What you name a child is so important. People spend so much time and energy thinking about and sometimes praying over what they will name their child. Growing up with 3 sisters in my home, we definitely played the “I’m not going to tell you what I want to name my children because you might steal my name,” game. SPOILER ALERT to the men reading this blog… as women, we already have the names of our children picked out before you ever meet us. We’ve spent hours thinking of a first name and middle name that go together, when we do meet you, we partner the name with your last name to see if it sounds okay.  
While exchanging funny stories about horrible children’s names, I once had a friend tell me of the banned names list in New Zealand. A 9 year old girl, too embarrassed to tell her friends her real name, often introduced herself as “K.” This poor girl was taken from her parents and placed in the guardianship of the country so that she could stop living with the embarrassment of being called “Talula Does the Hula From Hawaii,” and be given a normal name. (No joke, Google it, you will find countless articles as well as the banned names list for the country).

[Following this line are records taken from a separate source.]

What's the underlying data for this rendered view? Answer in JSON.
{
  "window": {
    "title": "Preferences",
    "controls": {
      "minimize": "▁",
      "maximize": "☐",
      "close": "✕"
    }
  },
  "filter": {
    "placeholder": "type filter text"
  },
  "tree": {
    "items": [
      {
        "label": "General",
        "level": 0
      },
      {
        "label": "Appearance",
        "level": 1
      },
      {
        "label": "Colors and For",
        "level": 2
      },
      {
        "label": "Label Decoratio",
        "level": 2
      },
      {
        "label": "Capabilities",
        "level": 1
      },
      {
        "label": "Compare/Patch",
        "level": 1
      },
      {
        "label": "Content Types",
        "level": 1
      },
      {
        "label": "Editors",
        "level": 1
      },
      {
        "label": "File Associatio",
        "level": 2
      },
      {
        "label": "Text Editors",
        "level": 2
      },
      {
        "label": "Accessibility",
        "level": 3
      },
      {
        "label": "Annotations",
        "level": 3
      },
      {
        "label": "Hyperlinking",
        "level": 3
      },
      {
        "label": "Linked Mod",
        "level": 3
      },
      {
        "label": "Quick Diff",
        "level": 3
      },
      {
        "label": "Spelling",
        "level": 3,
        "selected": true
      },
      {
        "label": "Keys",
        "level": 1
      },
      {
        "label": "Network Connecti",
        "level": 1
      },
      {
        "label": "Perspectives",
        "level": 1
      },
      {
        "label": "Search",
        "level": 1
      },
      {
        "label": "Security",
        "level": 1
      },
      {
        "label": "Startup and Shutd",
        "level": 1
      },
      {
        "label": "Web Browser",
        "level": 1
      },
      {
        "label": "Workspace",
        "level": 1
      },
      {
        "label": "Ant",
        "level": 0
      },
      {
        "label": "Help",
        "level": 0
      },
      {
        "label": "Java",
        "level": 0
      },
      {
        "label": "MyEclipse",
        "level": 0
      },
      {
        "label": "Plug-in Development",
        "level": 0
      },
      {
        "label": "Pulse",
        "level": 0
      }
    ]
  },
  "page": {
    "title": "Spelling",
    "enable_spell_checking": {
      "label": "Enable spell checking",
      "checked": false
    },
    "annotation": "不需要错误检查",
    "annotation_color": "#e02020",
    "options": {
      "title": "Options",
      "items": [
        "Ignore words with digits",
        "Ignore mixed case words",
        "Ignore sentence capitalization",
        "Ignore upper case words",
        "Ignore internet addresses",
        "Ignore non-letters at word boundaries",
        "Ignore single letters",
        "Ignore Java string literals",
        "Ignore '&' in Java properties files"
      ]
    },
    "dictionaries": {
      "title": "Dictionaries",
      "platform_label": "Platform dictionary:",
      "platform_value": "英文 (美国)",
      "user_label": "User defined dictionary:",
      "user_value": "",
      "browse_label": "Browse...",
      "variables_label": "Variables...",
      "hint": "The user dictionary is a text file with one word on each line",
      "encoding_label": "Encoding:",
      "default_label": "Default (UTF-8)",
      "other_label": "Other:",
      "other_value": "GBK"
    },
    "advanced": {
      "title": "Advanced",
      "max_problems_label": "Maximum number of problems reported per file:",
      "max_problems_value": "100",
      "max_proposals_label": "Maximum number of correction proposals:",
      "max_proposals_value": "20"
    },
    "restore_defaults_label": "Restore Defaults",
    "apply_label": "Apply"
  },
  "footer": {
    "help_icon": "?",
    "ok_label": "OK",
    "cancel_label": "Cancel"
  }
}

Two years ago, while at a girlfriends house for movie night, one of the girls suggested we have “the talk.” I have to admit, I didn’t know which “the talk,” she was referring to until she explained. She proceeded to say that as we were all starting to date and enter into relationships, we should talk about our children’s names. She wrapped up the suggestion of having “the talk,” by saying “And no one can steal anyone else’s name!” It was so funny to me, that at 26 years old I was literally going around in a circle sharing the names of imaginary children I would one day be having with my imaginary husband, at a point in my life when I didn’t even have a boyfriend. Crazy huh? 
Well today was a special day for me. It is a day that will forever be remembered and always have a piece of my heart. It is the day I named my first child. No, I did not move to Korea because I was secretly with child and didn’t want you to know about it. You see, in Korea, each of the students who attend English Academy (also known as Hagwon) are given an English name. So far, all of my children have come to me with an English name already given to them. Well today, I met two precious little girls who walked into my classroom nameless. I knew I would be getting new students and I anticipated I would soon be assigning a name. So, I walked into the classroom, met the precious nameless girls and together we decided what their names would be. 
I know they aren’t my real children. I didn’t carry them in my womb, anticipating what each kick on my stomach told me about their personality as I thought about what their name would be, but I created a special bond with these two girls that cannot be forgotten. I don’t know if the Lord will choose to bless me with children of my own that I will one day spend hours arguing with my husband over what we will call our child. But I do know that I have a duty to love every child I encounter in life just as if they were my own.
I love that in these moments while I don’t have children of my own, I get to pour love, affection, attention, kindness, gentleness, patience, and grace into all of their lives. I get to skype with my beautiful nieces and teach them how to say funny Korean words. I get to make all the silly faces in the world at 3 month old Kaden trying to get him to laugh through the computer just so I can see him with a smile. I get to be a ray of smiling joy to children who continually get yelled at by their parents for not being good enough or trying hard enough. I get to eagerly anticipate moments that I can tell them about Jesus and what He has done for them. And most importantly, I get to wrap my arms around the children at school, knowing that even if they don’t understand a word of English coming out of my mouth, they understand that a hug means I love them and I care for them and I don’t ever want anything bad to happen to them.